I’ve always been an advocate of having digital free time, a mindset I have my parents to thank for. As children (pre mobile phones and broadband internet) we had ‘technology free’ Sundays every few weeks, where the only tech we could enjoy during daylight hours were our discmans or mp3 players. No TV. No computer. No PS2.
We – obviously – hated it at the time, and would whinge and complain for the first hour until we remembered that we could entertain ourselves, and actually have fun sans screens. The remaining eight hours would pass in a blur of role play games (usually Harry Potter), reading books, writing stories, attacking puzzles or riding our bikes around the suburb.
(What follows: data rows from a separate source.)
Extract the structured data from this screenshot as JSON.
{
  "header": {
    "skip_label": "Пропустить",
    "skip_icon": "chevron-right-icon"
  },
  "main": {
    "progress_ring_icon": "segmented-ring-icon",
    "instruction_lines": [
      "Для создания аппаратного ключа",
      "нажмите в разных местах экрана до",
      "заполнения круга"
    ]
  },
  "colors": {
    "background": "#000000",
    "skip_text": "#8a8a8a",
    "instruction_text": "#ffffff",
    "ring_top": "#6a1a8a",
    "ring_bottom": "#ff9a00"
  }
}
Dusk would roll around and my parents would have matching smug looks on their faces, knowing that we’d had fun – and were better children because of our 9 or so hours being tech free.
And whilst as a teenager, I very much got swept into the smartphone lifestyle – always having my iPhone in hand/pocket/bag whenever I left the house – I was conscious of just how dependent I was of it.
Lost in a city? Google maps. Planning a restaurant for dinner? Instant access to hundreds of websites and reviews. Forgot my wallet? Badger every person in the house until it gets dropped off to me.
Admittedly, these are the more practical examples of how we harness the power of mobile phones – and are really just the tip of the iceberg, at that.
All advantages aside, having our phones within arms reach 24/7 isn’t cute. Or relaxing. Or healthy, when you think about it.
So every now and then, I like to leave my phone on my bedside table and have a good old-fashioned phone free day. Texts go answered. Instagram Stories expire without me ever knowing they existed. Emails pile up. And I don’t care about any of it.
Life goes on. Clients don’t notice. No one misses me. It’s magnificent, really.
Making a conscious decision to put my phone away is both freeing and difficult at the same time.
I love how I am when I’m not absent-mindedly scrolling, but I also fear that I’ll miss something important if I’m not. What if someone has exciting news? Or bad news? It’s a complete and utter gamble, knowing that a thousand things could happen and I wouldn’t hear about any of them until hours later. But it’s one that I’m willing to take to nurture my health and creativity.
Ditching my phone means actually paying attention when I watch a new episode of my favourite show. It means spending 3 hours reading a book, only resurfacing for a cup of tea. It means writing essays and stories and allowing the words pour out uninterrupted. It means having long, flowing conversations with my partner because I’m not distracted by who’s doing what on their weekend.
Of course, as the evening rolls around, I inevitably pick up my cracked device, logging back into the world. And despite only being gone for a handful of hours, unnoticeable to most, things feel different. Social media doesn’t hold the same weight or urgency that it had the day before. Emails and texts are still there, but they don’t require an instant response.
Nothing drastic has happened. No one is ill. I haven’t lost a client. All is well – and so am I.